The Course of Miracles distinguishes between two types of relationship: the special relationship and the Holy relationship. ‘Special’ is what society views as a ‘normal’ relationship. We give one person our love, and so reduce our range of loving from 360 degrees (in a very expansive person) to 10 degrees. With this sacrifice (to ‘love’) we expect something back, something to compensate the ‘loss’ from expansion of love to the narrow projection of ‘special’. Since the other is our special something we expect this from them.

We are attracted to this one other special person because it feels like they have something we don’t have. We want it. We begin to expect it. We feel that if we are open enough to the other they will be able to just give this ‘something’ to us. It is not like we didn’t do anything, we sacrificed our expansiveness for them, god-damn it.

But we can’t save others, change others or give others peace, joy or happiness. These come from within. We become them by dissolving within us all that isn’t peace, joy or happiness. We simply can’t get it from outside.

In Holy relationships we see all as we are ourselves, peace, joy and happiness. We do not love anything more than anything else. Why would we? We simply love. We reside in our ‘us-ness’ allowing all others to do the same. We do not ‘care’ about the other. That’s the rub. It seems so WRONG. We don’t care?? What?

In co-dependency, that wonderful glue of the special relationship, we each develop skills of identifying with ‘victim’, ‘saviour’ and ‘perpetrator’. It makes us care about the other and who and how they are. If they are not presently as we would like them to be, we really extra care about that.

I had a difficult break up a few years ago. I was all over the place, he was all over the place. We weren’t talking. I was floundering, processing grief. I had to delete a few ‘philosophical outpourings’ from facebook. My friends told me they just didn’t really make any sense. I wasn’t with it.

I became concerned that many people were saying, ‘Have you seen what he posted?’ tThe facebook comments were ever increasing aggrandization going berserk. He, too it seems, was all over the place, attempting to recalibrate his relationship to himself.

I was worried. I cared for him. Was he ok?

He and I had been working on his professional image as an artist. I had spent a few years building up his website. He was blowing it all. He was ruining all that work I had done for him. I was concerned. I cared about him.

So, I called a friend we had in common. I explained the situation magnanimously. I asked him if he would be able to talk to my ex- and ‘warn’ him what people were saying.

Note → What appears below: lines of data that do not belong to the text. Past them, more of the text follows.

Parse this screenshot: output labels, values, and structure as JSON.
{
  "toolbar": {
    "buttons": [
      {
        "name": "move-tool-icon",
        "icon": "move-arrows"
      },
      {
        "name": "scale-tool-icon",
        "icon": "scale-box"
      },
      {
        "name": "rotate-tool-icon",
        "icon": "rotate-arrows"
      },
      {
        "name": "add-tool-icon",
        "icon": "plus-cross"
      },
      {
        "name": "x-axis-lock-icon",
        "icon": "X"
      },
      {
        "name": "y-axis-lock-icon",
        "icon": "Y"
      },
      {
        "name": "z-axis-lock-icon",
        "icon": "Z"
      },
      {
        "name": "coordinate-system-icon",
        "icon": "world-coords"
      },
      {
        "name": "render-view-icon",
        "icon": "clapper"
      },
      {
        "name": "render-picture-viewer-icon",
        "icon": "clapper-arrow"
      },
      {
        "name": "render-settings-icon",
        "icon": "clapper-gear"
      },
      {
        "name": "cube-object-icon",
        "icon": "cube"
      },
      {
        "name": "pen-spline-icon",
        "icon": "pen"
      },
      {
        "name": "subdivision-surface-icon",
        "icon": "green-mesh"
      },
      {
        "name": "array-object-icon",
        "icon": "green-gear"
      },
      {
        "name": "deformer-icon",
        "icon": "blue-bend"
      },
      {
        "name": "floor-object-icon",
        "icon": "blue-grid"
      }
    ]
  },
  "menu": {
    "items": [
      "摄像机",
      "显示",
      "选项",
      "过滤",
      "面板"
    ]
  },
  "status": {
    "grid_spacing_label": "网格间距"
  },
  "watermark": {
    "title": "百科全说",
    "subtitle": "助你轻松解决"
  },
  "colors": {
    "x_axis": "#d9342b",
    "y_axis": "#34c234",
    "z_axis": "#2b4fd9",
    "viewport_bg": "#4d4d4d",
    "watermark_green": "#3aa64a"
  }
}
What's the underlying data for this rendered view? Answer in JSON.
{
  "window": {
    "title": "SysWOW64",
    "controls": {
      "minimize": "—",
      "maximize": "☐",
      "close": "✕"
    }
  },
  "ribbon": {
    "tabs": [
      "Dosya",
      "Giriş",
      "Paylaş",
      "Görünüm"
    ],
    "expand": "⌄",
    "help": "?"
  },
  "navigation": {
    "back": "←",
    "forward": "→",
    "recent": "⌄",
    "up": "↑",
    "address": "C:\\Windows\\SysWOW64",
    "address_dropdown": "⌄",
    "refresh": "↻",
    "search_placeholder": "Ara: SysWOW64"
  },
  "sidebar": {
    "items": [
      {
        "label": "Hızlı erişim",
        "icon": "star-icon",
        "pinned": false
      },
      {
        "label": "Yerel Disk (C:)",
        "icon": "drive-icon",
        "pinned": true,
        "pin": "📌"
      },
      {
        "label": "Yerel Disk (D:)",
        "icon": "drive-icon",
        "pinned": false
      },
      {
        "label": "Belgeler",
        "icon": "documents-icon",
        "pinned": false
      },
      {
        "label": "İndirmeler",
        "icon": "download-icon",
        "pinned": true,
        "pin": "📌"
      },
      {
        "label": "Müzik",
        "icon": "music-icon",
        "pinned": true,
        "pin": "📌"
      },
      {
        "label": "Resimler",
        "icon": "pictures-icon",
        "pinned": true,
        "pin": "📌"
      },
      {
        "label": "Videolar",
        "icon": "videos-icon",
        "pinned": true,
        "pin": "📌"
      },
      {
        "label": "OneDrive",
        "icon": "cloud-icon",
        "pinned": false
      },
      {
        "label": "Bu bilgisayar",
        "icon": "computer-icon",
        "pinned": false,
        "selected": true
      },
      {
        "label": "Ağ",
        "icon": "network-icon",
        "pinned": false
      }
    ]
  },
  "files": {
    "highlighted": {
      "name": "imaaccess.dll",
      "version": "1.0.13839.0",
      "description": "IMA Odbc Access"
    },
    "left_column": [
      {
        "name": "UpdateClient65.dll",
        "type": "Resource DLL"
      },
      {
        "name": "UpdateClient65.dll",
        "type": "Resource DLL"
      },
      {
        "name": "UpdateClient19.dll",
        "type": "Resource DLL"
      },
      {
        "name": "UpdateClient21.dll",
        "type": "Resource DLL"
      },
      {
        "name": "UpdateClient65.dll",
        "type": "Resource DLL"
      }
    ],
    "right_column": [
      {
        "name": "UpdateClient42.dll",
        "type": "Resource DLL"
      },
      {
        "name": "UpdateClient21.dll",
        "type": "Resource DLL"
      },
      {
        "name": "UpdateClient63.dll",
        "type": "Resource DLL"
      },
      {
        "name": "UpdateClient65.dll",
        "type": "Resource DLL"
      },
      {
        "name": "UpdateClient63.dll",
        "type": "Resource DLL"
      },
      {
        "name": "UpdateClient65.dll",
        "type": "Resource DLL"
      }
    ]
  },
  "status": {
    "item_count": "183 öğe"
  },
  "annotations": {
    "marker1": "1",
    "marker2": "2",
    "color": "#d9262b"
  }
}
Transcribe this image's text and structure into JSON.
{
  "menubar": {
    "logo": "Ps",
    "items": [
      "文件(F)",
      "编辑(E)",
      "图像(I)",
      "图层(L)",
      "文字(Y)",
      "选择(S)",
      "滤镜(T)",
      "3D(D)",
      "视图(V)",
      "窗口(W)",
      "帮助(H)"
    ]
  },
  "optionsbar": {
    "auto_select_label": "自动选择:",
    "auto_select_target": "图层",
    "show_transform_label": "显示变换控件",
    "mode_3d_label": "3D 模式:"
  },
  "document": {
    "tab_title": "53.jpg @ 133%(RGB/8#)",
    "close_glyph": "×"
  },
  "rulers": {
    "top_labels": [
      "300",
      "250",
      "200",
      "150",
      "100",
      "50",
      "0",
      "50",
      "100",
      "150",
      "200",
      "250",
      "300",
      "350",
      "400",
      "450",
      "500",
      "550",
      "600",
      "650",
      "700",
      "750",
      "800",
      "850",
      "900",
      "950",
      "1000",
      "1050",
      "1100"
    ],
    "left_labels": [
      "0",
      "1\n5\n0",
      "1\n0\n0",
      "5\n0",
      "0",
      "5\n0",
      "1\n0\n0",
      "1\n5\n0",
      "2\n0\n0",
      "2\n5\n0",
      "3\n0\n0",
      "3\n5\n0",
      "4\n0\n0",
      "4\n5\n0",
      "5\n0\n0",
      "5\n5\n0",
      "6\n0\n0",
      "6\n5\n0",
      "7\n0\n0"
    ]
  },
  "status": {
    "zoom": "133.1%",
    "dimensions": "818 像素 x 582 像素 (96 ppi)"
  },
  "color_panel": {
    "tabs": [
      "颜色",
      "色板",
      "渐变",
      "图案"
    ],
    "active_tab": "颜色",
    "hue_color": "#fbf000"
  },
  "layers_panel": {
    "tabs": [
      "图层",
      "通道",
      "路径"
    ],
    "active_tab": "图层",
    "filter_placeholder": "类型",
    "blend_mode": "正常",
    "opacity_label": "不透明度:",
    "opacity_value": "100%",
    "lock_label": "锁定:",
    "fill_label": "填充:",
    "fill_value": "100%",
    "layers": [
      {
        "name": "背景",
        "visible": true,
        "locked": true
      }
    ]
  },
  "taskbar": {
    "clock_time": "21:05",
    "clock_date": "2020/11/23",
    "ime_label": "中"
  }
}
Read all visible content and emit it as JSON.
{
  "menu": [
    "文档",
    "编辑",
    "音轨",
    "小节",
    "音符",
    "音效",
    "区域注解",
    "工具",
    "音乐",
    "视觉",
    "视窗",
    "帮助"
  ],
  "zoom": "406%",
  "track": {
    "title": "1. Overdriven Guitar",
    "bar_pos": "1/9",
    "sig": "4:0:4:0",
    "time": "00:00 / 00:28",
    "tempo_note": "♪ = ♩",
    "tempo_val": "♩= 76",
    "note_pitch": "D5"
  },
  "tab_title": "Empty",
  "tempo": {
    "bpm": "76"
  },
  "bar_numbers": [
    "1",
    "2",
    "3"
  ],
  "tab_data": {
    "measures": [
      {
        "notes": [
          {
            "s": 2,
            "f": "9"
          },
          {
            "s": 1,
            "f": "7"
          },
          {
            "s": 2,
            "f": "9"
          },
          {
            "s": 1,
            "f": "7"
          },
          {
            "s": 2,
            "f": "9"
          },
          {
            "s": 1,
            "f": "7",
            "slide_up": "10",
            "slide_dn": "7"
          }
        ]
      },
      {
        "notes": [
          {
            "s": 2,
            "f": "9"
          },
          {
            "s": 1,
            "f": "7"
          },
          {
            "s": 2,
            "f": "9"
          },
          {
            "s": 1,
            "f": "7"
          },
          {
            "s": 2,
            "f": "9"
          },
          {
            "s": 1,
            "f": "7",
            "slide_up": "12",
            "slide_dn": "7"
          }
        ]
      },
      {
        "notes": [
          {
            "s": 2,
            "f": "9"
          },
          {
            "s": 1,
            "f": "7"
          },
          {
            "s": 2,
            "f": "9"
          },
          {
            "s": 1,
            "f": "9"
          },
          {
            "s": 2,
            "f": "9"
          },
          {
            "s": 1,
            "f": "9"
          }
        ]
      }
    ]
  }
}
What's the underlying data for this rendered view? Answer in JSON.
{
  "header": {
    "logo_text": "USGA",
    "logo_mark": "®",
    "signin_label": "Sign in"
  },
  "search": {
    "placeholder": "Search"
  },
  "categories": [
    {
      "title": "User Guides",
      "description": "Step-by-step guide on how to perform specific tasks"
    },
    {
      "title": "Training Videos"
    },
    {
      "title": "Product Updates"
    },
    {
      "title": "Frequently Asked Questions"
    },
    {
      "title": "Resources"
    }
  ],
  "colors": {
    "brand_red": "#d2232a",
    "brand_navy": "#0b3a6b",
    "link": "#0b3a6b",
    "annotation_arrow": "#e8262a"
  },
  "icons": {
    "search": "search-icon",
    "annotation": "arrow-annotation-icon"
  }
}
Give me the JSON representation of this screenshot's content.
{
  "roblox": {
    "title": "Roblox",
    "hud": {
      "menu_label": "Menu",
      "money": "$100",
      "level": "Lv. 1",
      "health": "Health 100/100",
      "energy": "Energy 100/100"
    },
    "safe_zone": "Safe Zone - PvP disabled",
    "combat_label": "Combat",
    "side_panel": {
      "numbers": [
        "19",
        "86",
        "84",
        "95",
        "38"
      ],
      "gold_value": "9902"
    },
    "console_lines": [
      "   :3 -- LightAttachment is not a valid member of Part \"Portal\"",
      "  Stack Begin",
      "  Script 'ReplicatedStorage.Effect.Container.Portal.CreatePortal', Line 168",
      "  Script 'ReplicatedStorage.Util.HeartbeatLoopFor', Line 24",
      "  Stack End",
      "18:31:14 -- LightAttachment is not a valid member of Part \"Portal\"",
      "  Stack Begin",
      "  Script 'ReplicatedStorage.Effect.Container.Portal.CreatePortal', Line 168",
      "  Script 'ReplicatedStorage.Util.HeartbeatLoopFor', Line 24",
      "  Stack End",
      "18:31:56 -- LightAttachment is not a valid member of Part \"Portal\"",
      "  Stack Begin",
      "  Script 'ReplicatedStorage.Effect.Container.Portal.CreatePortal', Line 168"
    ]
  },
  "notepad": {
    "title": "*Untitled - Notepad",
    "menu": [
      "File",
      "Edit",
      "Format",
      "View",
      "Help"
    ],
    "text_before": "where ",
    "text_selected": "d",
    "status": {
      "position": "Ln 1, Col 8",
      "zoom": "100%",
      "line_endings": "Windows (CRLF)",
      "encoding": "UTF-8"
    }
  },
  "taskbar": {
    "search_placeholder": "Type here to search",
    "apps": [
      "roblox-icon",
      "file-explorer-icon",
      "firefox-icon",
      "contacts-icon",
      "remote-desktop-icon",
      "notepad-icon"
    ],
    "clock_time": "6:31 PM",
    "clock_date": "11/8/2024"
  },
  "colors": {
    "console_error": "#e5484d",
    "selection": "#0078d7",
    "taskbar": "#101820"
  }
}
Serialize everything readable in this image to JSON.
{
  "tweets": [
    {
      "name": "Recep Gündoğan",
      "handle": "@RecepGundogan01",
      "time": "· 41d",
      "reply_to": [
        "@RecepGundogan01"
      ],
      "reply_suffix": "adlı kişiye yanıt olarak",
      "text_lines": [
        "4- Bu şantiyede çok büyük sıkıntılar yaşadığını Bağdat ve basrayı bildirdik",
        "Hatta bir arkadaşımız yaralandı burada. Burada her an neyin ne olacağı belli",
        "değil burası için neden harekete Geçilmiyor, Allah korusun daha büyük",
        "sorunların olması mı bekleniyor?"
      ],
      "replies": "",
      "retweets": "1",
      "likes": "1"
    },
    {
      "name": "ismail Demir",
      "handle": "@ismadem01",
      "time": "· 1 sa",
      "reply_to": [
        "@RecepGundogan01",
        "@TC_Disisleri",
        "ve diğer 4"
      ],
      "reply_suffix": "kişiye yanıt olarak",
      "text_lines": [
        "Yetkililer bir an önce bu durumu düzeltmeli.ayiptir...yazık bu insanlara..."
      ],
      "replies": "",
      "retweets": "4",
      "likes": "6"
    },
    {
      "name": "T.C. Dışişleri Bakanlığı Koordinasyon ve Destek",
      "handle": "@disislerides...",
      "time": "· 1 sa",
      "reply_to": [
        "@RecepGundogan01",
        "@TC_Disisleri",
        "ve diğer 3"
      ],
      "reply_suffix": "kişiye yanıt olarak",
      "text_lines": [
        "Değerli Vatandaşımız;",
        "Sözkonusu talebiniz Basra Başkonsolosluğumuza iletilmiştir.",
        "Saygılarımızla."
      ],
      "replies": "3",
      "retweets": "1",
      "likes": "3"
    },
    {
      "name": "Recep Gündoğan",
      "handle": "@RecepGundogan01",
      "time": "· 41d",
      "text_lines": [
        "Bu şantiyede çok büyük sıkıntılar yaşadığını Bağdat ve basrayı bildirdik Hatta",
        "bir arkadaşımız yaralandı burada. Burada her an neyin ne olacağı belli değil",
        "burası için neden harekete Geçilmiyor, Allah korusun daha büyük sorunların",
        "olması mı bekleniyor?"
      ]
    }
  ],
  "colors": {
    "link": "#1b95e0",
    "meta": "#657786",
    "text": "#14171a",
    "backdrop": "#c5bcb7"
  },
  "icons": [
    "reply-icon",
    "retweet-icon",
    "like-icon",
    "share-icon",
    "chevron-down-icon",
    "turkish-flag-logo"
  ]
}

My friend’s response knocked me, domino effect. He said, ‘Your apparent ‘care’ is ego control.’

‘Wow. Wow. Wow. WTF?’

And yet as I let it sink in over the day, I realised that he was absolutely right. I was saying: ‘Ex-boyfriend, I care about you.’ Which actually means, I care about the ‘you’ I have constructed in my mind and you are deviating from that image.

The message, ‘I care about you and your life,’ I began to realise was: I care about if you complete my project properly as I dreamt it, especially now that I have lost control. I spent a lot on that web site – in time, energy and dreams. Don’t fuck up. I want something back from you. I want you to be who I unconsciously planned you to be (a successful artist).

I realised that I had heavily invested in these feeling because I wanted to have the boyfriend that I wanted to have – and THEN I would love him. ‘Care’ translated into ‘I will love you when you are as I want you to be’. Care equalled conditional. It wasn’t love. It was a transaction. My messages was: I will unconsciously manipulate you into what I think you should be and THEN I may be able love you (for what you give me).

It was shocking because I was having a parallel conversation with myself about how my parents wouldn’t accept me, and therefore love me, until I was what they wanted me to be. This that they wanted for me is who I am not (a stable, married, salaried mother).

So I dropped it. With the ex. And with the parents.

The relationship with my parents became much easier: freer with more space for love to arise. And it does. I feel really happy to be in a healthy space with them, each as we are. It gives me deep confidence to be more me.

With the ex, he cannot talk to me, but my relationship with him in my heart is freer and lighter. I remember him with care-free love. I don’t need to carry the weight around of my unmet (unrealistic) expectancies. It’s not fair to anyone, least myself.